Efficient Compression in Color Naming and its Evolution
24/07/2018

The world’s languages vary widely in the way they encode colors into words. For example, English has separate terms for “black,” “blue” and “green,” but other languages have only a single term for these colors. Previous studies suggested that color terms across languages evolve in discrete stages, starting with two basic terms (dark vs. light), and in each stage a new term is added in a relatively fixed order (first red, then yellow and green, then blue, followed by other basic color terms). However, this proposal does not explain why this order should occur and how languages can transition from one stage to another.

A new study suggests an answer to these open questions. Noga Zaslavsky and Prof. Naftali Tishby, from the Edmond and Lily Safra Center for Brain Sciences at the Hebrew University, together with their collaborators Prof. Terry Regier of the University of California, Berkeley, and Prof. Charles Kemp of Carnegie Mellon University, developed a computational model that explains why languages categorize colors the way they do. Based on this model, the researchers were able to simulate how color categories may evolve through a continuous trajectory. Click on the video clip (https://youtu.be/hqWkhD8921U) to see the evolutionary process predicted by the model.
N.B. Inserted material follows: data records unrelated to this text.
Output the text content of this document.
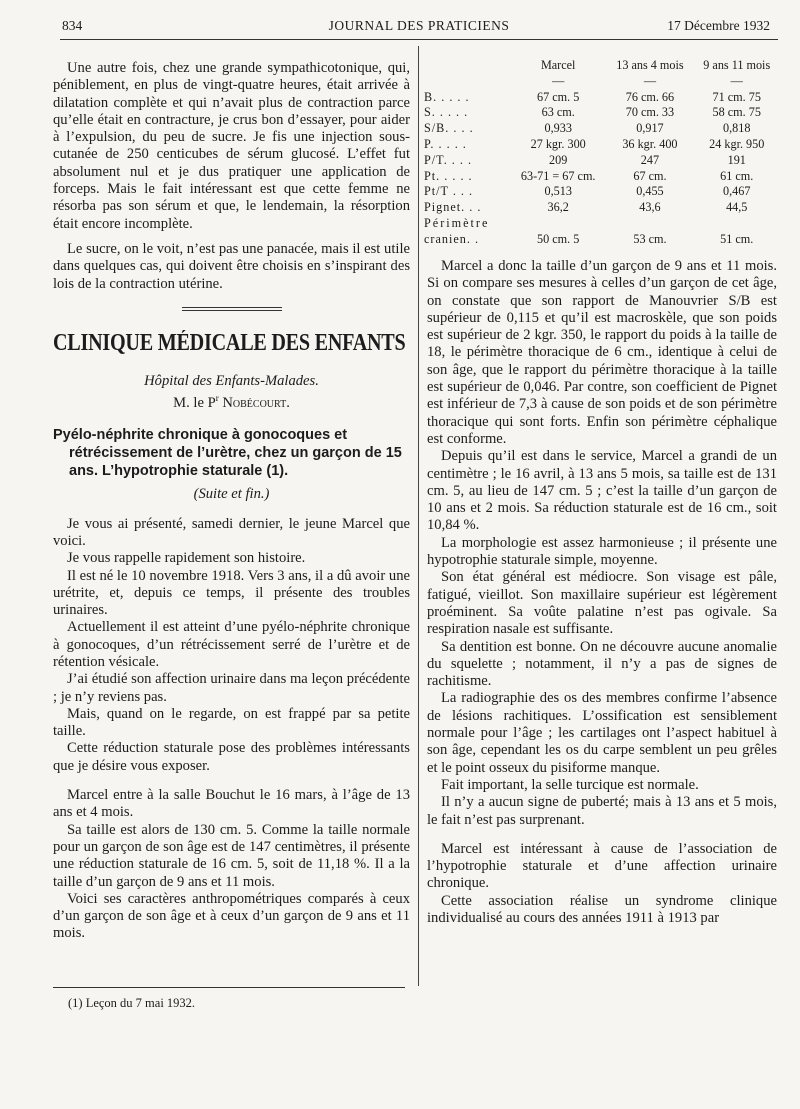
834	JOURNAL DES PRATICIENS	17 Décembre 1932

Une autre fois, chez une grande sympathicotonique, qui, péniblement, en plus de vingt-quatre heures, était arrivée à dilatation complète et qui n’avait plus de contraction parce qu’elle était en contracture, je crus bon d’essayer, pour aider à l’expulsion, du peu de sucre. Je fis une injection sous-cutanée de 250 centicubes de sérum glucosé. L’effet fut absolument nul et je dus pratiquer une application de forceps. Mais le fait intéressant est que cette femme ne résorba pas son sérum et que, le lendemain, la résorption était encore incomplète.

Le sucre, on le voit, n’est pas une panacée, mais il est utile dans quelques cas, qui doivent être choisis en s’inspirant des lois de la contraction utérine.

CLINIQUE MÉDICALE DES ENFANTS

Hôpital des Enfants-Malades.

M. le $P^r$ Nobécourt.

Pyélo-néphrite chronique à gonocoques et rétrécissement de l’urètre, chez un garçon de 15 ans. L’hypotrophie staturale (1).

(Suite et fin.)

Je vous ai présenté, samedi dernier, le jeune Marcel que voici.

Je vous rappelle rapidement son histoire.

Il est né le 10 novembre 1918. Vers 3 ans, il a dû avoir une urétrite, et, depuis ce temps, il présente des troubles urinaires.

Actuellement il est atteint d’une pyélo-néphrite chronique à gonocoques, d’un rétrécissement serré de l’urètre et de rétention vésicale.

J’ai étudié son affection urinaire dans ma leçon précédente ; je n’y reviens pas.

Mais, quand on le regarde, on est frappé par sa petite taille.

Cette réduction staturale pose des problèmes intéressants que je désire vous exposer.

Marcel entre à la salle Bouchut le 16 mars, à l’âge de 13 ans et 4 mois.

Sa taille est alors de 130 cm. 5. Comme la taille normale pour un garçon de son âge est de 147 centimètres, il présente une réduction staturale de 16 cm. 5, soit de 11,18 %. Il a la taille d’un garçon de 9 ans et 11 mois.

Voici ses caractères anthropométriques comparés à ceux d’un garçon de son âge et à ceux d’un garçon de 9 ans et 11 mois.

(1) Leçon du 7 mai 1932.
	Marcel	13 ans 4 mois	9 ans 11 mois
	—	—	—
B. . . . .	67 cm. 5	76 cm. 66	71 cm. 75
S. . . . .	63 cm.	70 cm. 33	58 cm. 75
S/B. . . .	0,933	0,917	0,818
P. . . . .	27 kgr. 300	36 kgr. 400	24 kgr. 950
P/T. . . .	209	247	191
Pt. . . . .	63-71 = 67 cm.	67 cm.	61 cm.
Pt/T . . .	0,513	0,455	0,467
Pignet. . .	36,2	43,6	44,5
Périmètre			
cranien. .	50 cm. 5	53 cm.	51 cm.

Marcel a donc la taille d’un garçon de 9 ans et 11 mois. Si on compare ses mesures à celles d’un garçon de cet âge, on constate que son rapport de Manouvrier S/B est supérieur de 0,115 et qu’il est macroskèle, que son poids est supérieur de 2 kgr. 350, le rapport du poids à la taille de 18, le périmètre thoracique de 6 cm., identique à celui de son âge, que le rapport du périmètre thoracique à la taille est supérieur de 0,046. Par contre, son coefficient de Pignet est inférieur de 7,3 à cause de son poids et de son périmètre thoracique qui sont forts. Enfin son périmètre céphalique est conforme.

Depuis qu’il est dans le service, Marcel a grandi de un centimètre ; le 16 avril, à 13 ans 5 mois, sa taille est de 131 cm. 5, au lieu de 147 cm. 5 ; c’est la taille d’un garçon de 10 ans et 2 mois. Sa réduction staturale est de 16 cm., soit 10,84 %.

La morphologie est assez harmonieuse ; il présente une hypotrophie staturale simple, moyenne.

Son état général est médiocre. Son visage est pâle, fatigué, vieillot. Son maxillaire supérieur est légèrement proéminent. Sa voûte palatine n’est pas ogivale. Sa respiration nasale est suffisante.

Sa dentition est bonne. On ne découvre aucune anomalie du squelette ; notamment, il n’y a pas de signes de rachitisme.

La radiographie des os des membres confirme l’absence de lésions rachitiques. L’ossification est sensiblement normale pour l’âge ; les cartilages ont l’aspect habituel à son âge, cependant les os du carpe semblent un peu grêles et le point osseux du pisiforme manque.

Fait important, la selle turcique est normale.

Il n’y a aucun signe de puberté; mais à 13 ans et 5 mois, le fait n’est pas surprenant.

Marcel est intéressant à cause de l’association de l’hypotrophie staturale et d’une affection urinaire chronique.

Cette association réalise un syndrome clinique individualisé au cours des années 1911 à 1913 par
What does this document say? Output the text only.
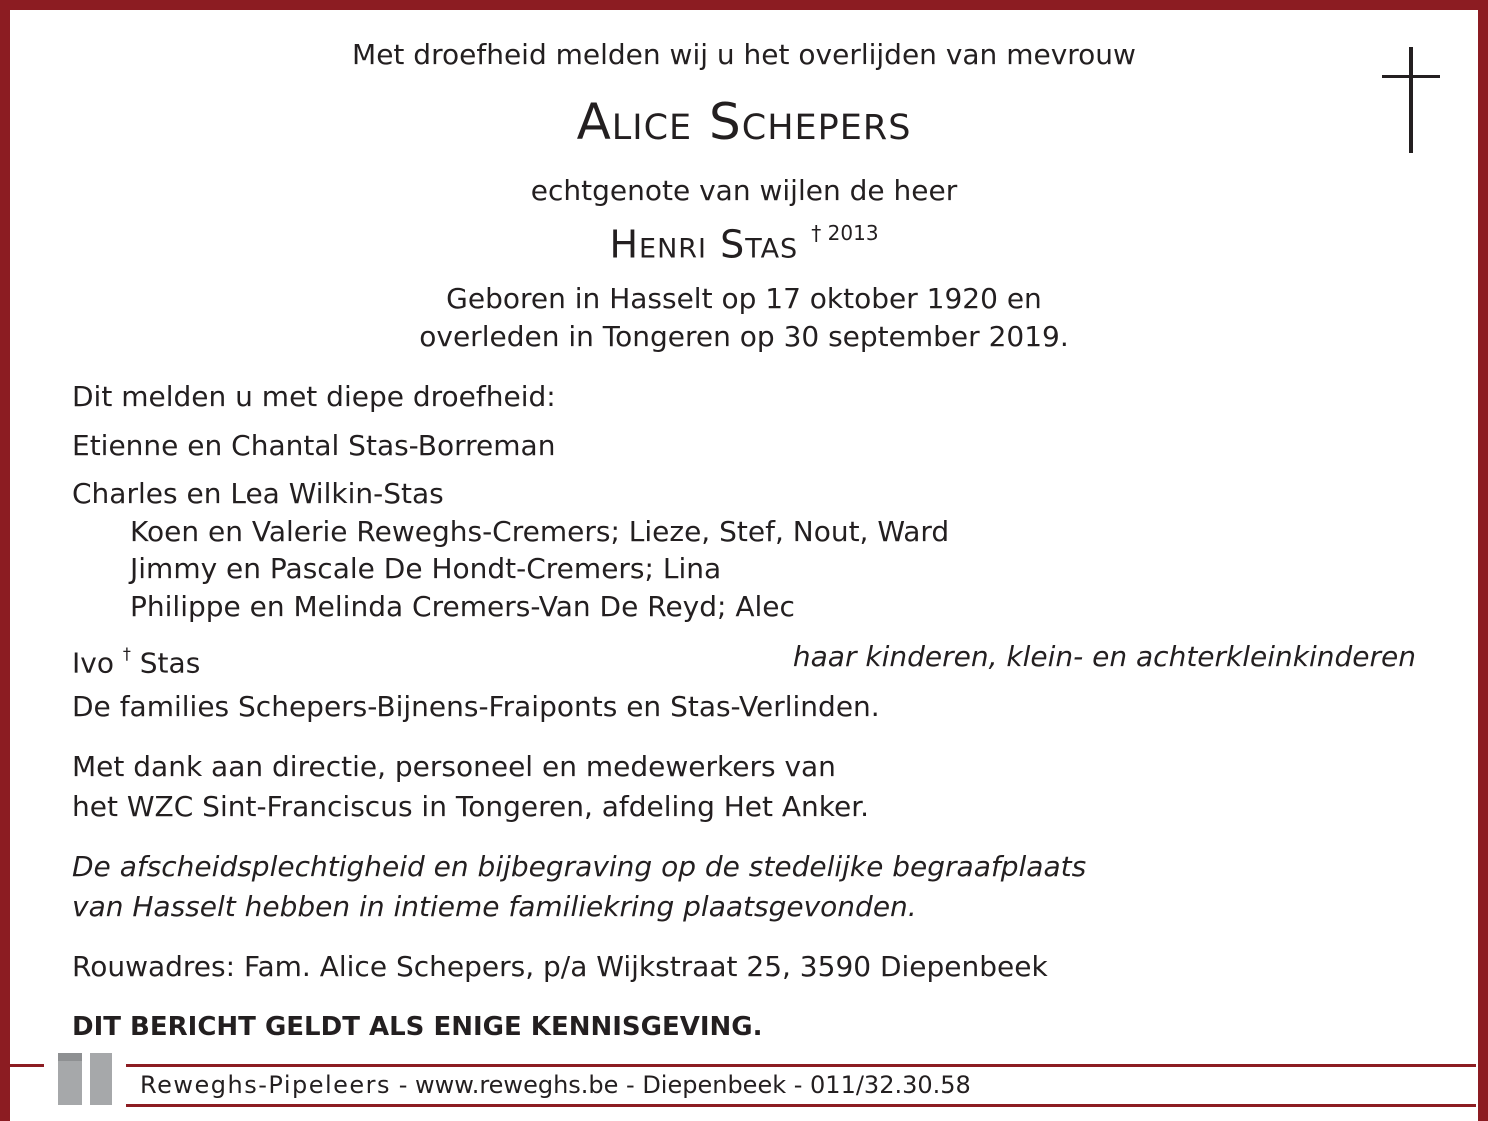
Met droefheid melden wij u het overlijden van mevrouw
Alice Schepers
echtgenote van wijlen de heer
Henri Stas $^{\dagger 2013}$
Geboren in Hasselt op 17 oktober 1920 en
overleden in Tongeren op 30 september 2019.
Dit melden u met diepe droefheid:
Etienne en Chantal Stas-Borreman
Charles en Lea Wilkin-Stas
Koen en Valerie Reweghs-Cremers; Lieze, Stef, Nout, Ward
Jimmy en Pascale De Hondt-Cremers; Lina
Philippe en Melinda Cremers-Van De Reyd; Alec
Ivo † Stas	haar kinderen, klein- en achterkleinkinderen
De families Schepers-Bijnens-Fraiponts en Stas-Verlinden.
Met dank aan directie, personeel en medewerkers van
het WZC Sint-Franciscus in Tongeren, afdeling Het Anker.
De afscheidsplechtigheid en bijbegraving op de stedelijke begraafplaats
van Hasselt hebben in intieme familiekring plaatsgevonden.
Rouwadres: Fam. Alice Schepers, p/a Wijkstraat 25, 3590 Diepenbeek
DIT BERICHT GELDT ALS ENIGE KENNISGEVING.
Reweghs-Pipeleers - www.reweghs.be - Diepenbeek - 011/32.30.58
The key idea behind this model is that languages efficiently compress colors into words by optimizing the tradeoff between the complexity and accuracy of the language, known as the Information Bottleneck principle. This general principle is not specific to color, and has been applied widely in machine learning. This suggests that it could potentially explain word meanings in other semantic domains beyond color, and may help to design artificial intelligence systems with human-like semantics.